Visually-Oriented Social Tools: Pinterest, Tumblr, and…?

So much emphasis in the Digital Humanities is on the written and the computational– it’s easy to forget that one of the major revolutions of the internet, especially once we got past dial-up, is the ease with which users are able to produce, manipulate, and share images.

For those of us who are deeply visual thinkers, however, this is a very important development.

I would like to propose a session discussing technologies of social image sharing like Tumblr and Pinterest. I think that tools like these have a lot of potential to draw in visual thinkers, encouraging them to learn, aggregate, and create in ways that our more textual social tools– blogs and Twitter, for example– might not.

I’d love to see people’s examples of Tumblr, Pinterest, and other similar tools in the classroom as part of a social pedagogical approach, as well as good examples of these tools being used for outreach and sharing by libraries, archives, museums, and other cultural heritage organizations.

There are, of course, deep and fundamental issues with these sites– they are not specifically designed for this context. There are issues with metadata, deepness of data, and attribution, among other things. I’d like to see a discussion of what a perfect image sharing site for these types of use-cases might look like: more sorting? More thought given to citation? Greater opportunities for discussion and description?

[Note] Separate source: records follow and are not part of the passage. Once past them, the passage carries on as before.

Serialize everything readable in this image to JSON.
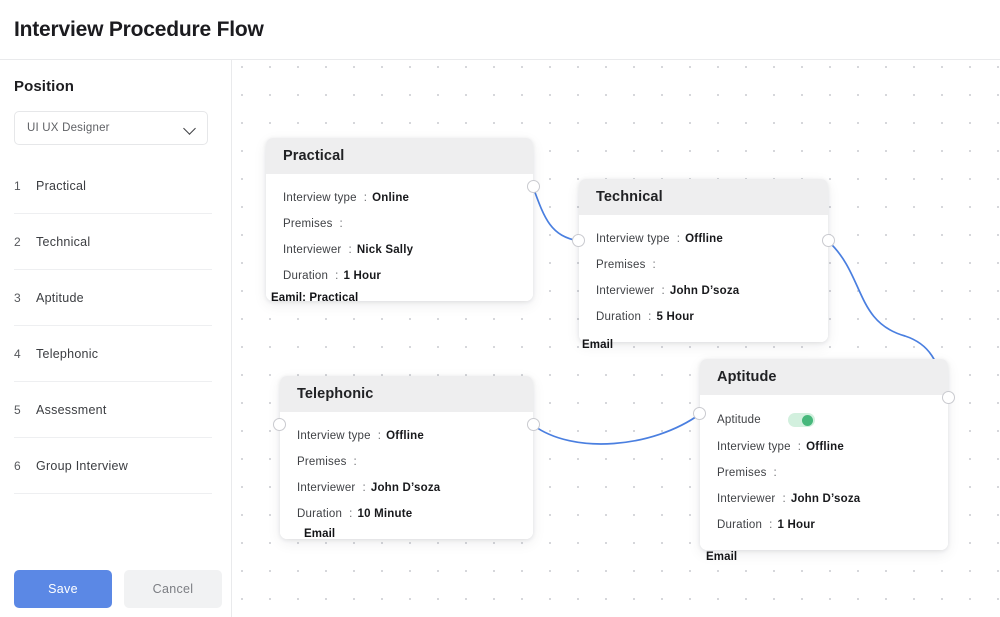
{
  "header": {
    "title": "Interview Procedure Flow"
  },
  "sidebar": {
    "position_label": "Position",
    "position_value": "UI UX Designer",
    "chevron_icon": "chevron-down-icon",
    "steps": [
      {
        "num": "1",
        "label": "Practical"
      },
      {
        "num": "2",
        "label": "Technical"
      },
      {
        "num": "3",
        "label": "Aptitude"
      },
      {
        "num": "4",
        "label": "Telephonic"
      },
      {
        "num": "5",
        "label": "Assessment"
      },
      {
        "num": "6",
        "label": "Group Interview"
      }
    ],
    "save_label": "Save",
    "cancel_label": "Cancel",
    "save_color": "#5b88e5",
    "cancel_color": "#f1f2f3"
  },
  "canvas": {
    "edge_color": "#4a7fe0",
    "handle_color": "#ffffff",
    "nodes": [
      {
        "title": "Practical",
        "email_tag": "Eamil: Practical",
        "rows": [
          {
            "k": "Interview type",
            "sep": ":",
            "v": "Online"
          },
          {
            "k": "Premises",
            "sep": ":",
            "v": ""
          },
          {
            "k": "Interviewer",
            "sep": ":",
            "v": "Nick Sally"
          },
          {
            "k": "Duration",
            "sep": ":",
            "v": "1 Hour"
          }
        ]
      },
      {
        "title": "Technical",
        "email_tag": "Email",
        "rows": [
          {
            "k": "Interview type",
            "sep": ":",
            "v": "Offline"
          },
          {
            "k": "Premises",
            "sep": ":",
            "v": ""
          },
          {
            "k": "Interviewer",
            "sep": ":",
            "v": "John D’soza"
          },
          {
            "k": "Duration",
            "sep": ":",
            "v": "5 Hour"
          }
        ]
      },
      {
        "title": "Telephonic",
        "email_tag": "Email",
        "rows": [
          {
            "k": "Interview type",
            "sep": ":",
            "v": "Offline"
          },
          {
            "k": "Premises",
            "sep": ":",
            "v": ""
          },
          {
            "k": "Interviewer",
            "sep": ":",
            "v": "John D’soza"
          },
          {
            "k": "Duration",
            "sep": ":",
            "v": "10 Minute"
          }
        ]
      },
      {
        "title": "Aptitude",
        "email_tag": "Email",
        "toggle_label": "Aptitude",
        "toggle_state": "on",
        "toggle_track_color": "#d2f0de",
        "toggle_knob_color": "#47b87c",
        "rows": [
          {
            "k": "Interview type",
            "sep": ":",
            "v": "Offline"
          },
          {
            "k": "Premises",
            "sep": ":",
            "v": ""
          },
          {
            "k": "Interviewer",
            "sep": ":",
            "v": "John D’soza"
          },
          {
            "k": "Duration",
            "sep": ":",
            "v": "1 Hour"
          }
        ]
      }
    ]
  }
}
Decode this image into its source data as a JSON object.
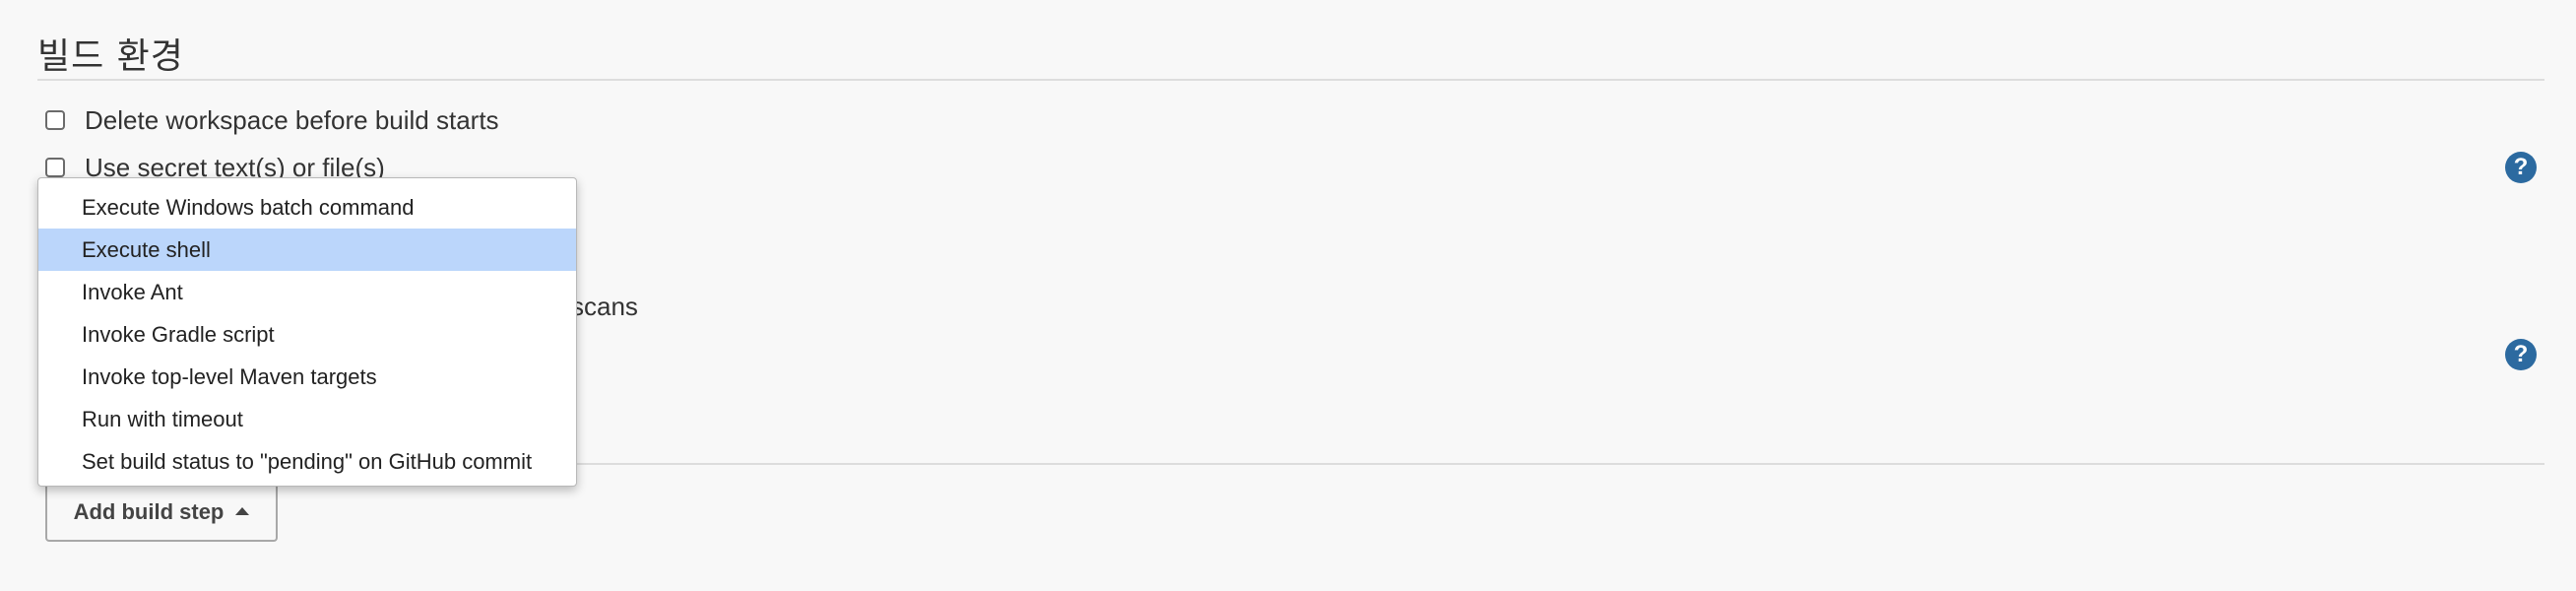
{
  "section": {
    "title": "빌드 환경"
  },
  "options": [
    {
      "label": "Delete workspace before build starts"
    },
    {
      "label": "Use secret text(s) or file(s)"
    }
  ],
  "hidden_partial": {
    "text": "scans"
  },
  "help": {
    "glyph": "?"
  },
  "dropdown": {
    "items": [
      {
        "label": "Execute Windows batch command"
      },
      {
        "label": "Execute shell"
      },
      {
        "label": "Invoke Ant"
      },
      {
        "label": "Invoke Gradle script"
      },
      {
        "label": "Invoke top-level Maven targets"
      },
      {
        "label": "Run with timeout"
      },
      {
        "label": "Set build status to \"pending\" on GitHub commit"
      }
    ],
    "selected_index": 1
  },
  "add_build_step": {
    "label": "Add build step",
    "icon": "caret-up-icon"
  },
  "colors": {
    "help_icon": "#2c6aa0",
    "menu_highlight": "#bbd6fb",
    "background": "#f8f8f8"
  }
}
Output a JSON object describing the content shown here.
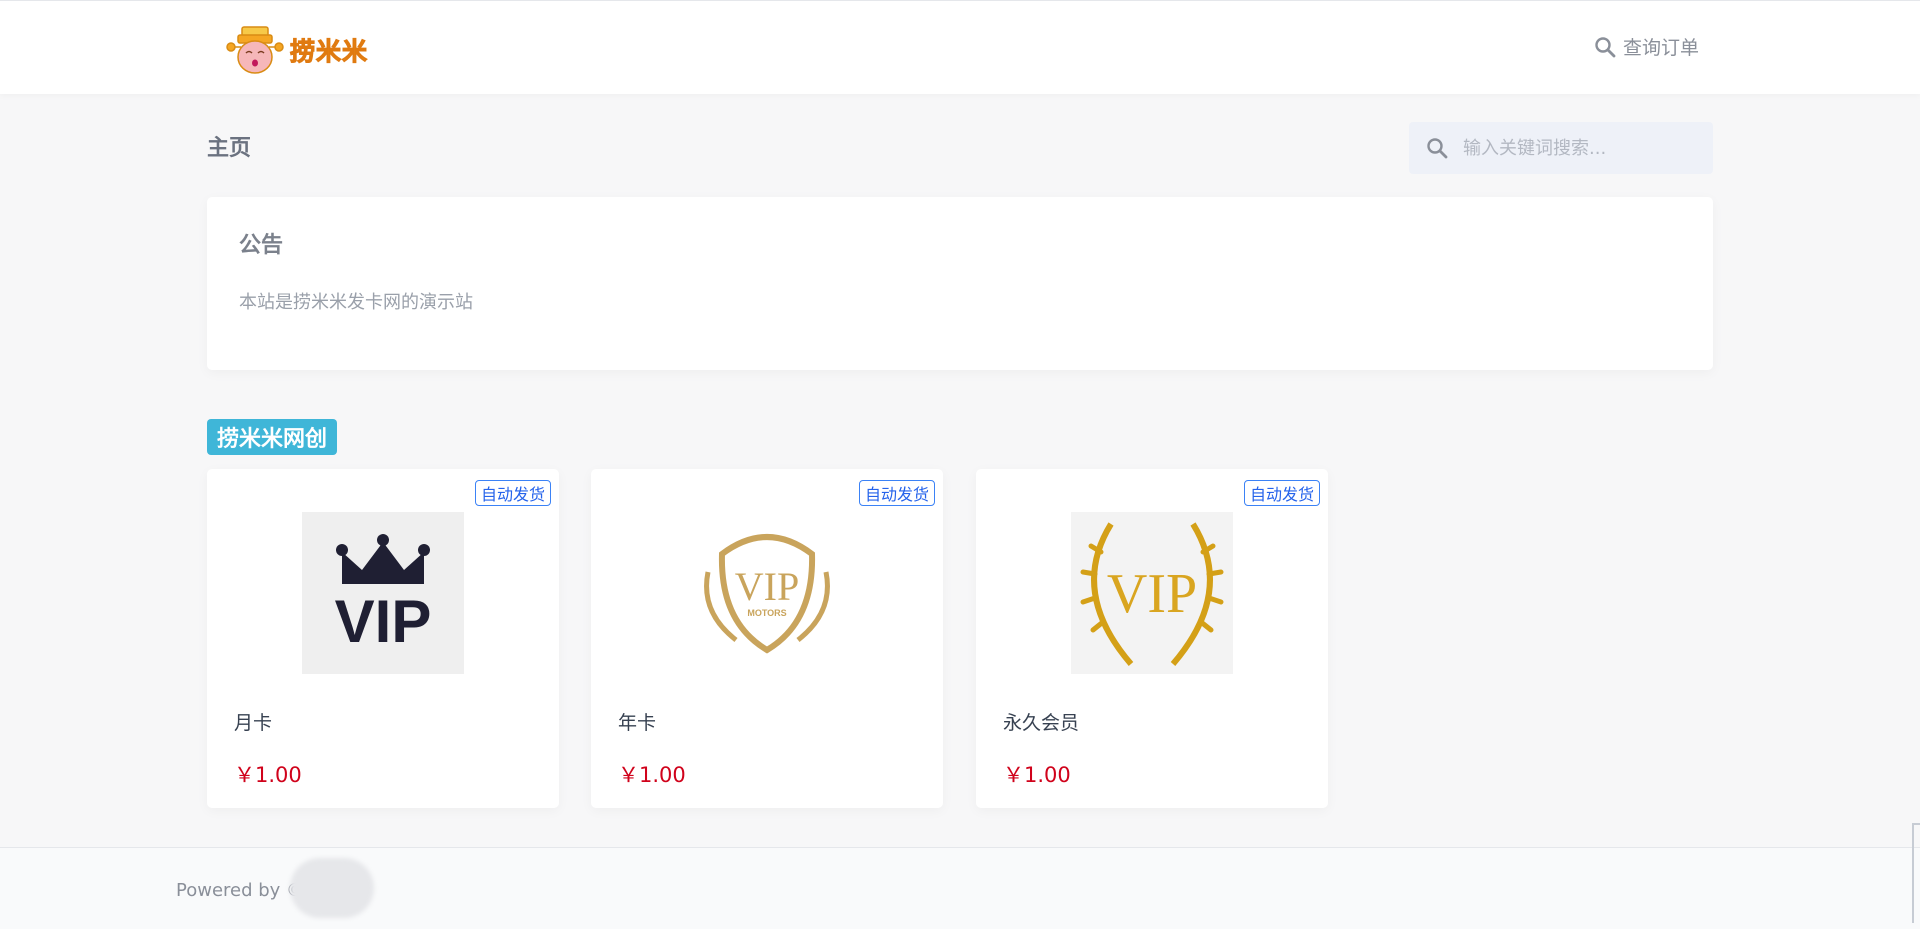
{
  "header": {
    "logo_text": "捞米米",
    "query_order_label": "查询订单",
    "query_order_icon": "search-icon"
  },
  "page": {
    "title": "主页"
  },
  "search": {
    "placeholder": "输入关键词搜索...",
    "icon": "search-icon"
  },
  "notice": {
    "title": "公告",
    "text": "本站是捞米米发卡网的演示站"
  },
  "category": {
    "name": "捞米米网创"
  },
  "products": [
    {
      "badge": "自动发货",
      "name": "月卡",
      "price": "￥1.00",
      "image": "vip-crown-icon"
    },
    {
      "badge": "自动发货",
      "name": "年卡",
      "price": "￥1.00",
      "image": "vip-shield-icon"
    },
    {
      "badge": "自动发货",
      "name": "永久会员",
      "price": "￥1.00",
      "image": "vip-laurel-icon"
    }
  ],
  "footer": {
    "text": "Powered by ©         卡."
  },
  "colors": {
    "accent_blue": "#3fb6d8",
    "badge_blue": "#2563eb",
    "price_red": "#d0021b",
    "logo_orange": "#f5a623",
    "gold": "#c9a45c"
  }
}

Is this a tool that digital humanists should be working on? Should we be building a better social image sharing tool? Can something like this be built off of any existing open frameworks? Is this something that educators and cultural institutions would embrace, or would they tend to stay with the less-than-perfect commercial vendors because that’s where the people are?

About Tad Suiter

Recent history PhD currently (and hopefully temporarily) without institutional affiliation. Looking forward to meeting some people in the New England DH community. I've been going to THATCamps since the first one-- although during that first one, I was just a shy, lowly grad assistant at CHNM, and didn't feel like I "belonged" at THATCamp, so I just hung out in the Center doing metadata and heard about the day. The next year, I actually screwed up my courage and attended, and had an amazing time. I'm now the owner of a large collection of THATCamp tee-shirts. I'm very interested in the intersection of academic and public history, digital methods for both scholarly communication and cultural institution outreach, situating DH in terms of media history more broadly, and looking at the ways digital methods can help us do media history. I'm passionate about archives, museums, and access. I'm also interested in social justice issues, issues related to technology and accessibility, and at the more "yack"-y end of DH, using critical theory to look at the sometimes-problematic implications of our digital projects. Outside of the DH and Public Humanities realms, my interests also include history of communications, black history, whiteness studies, history of rhetoric, and comics studies. I play the ukulele, badly.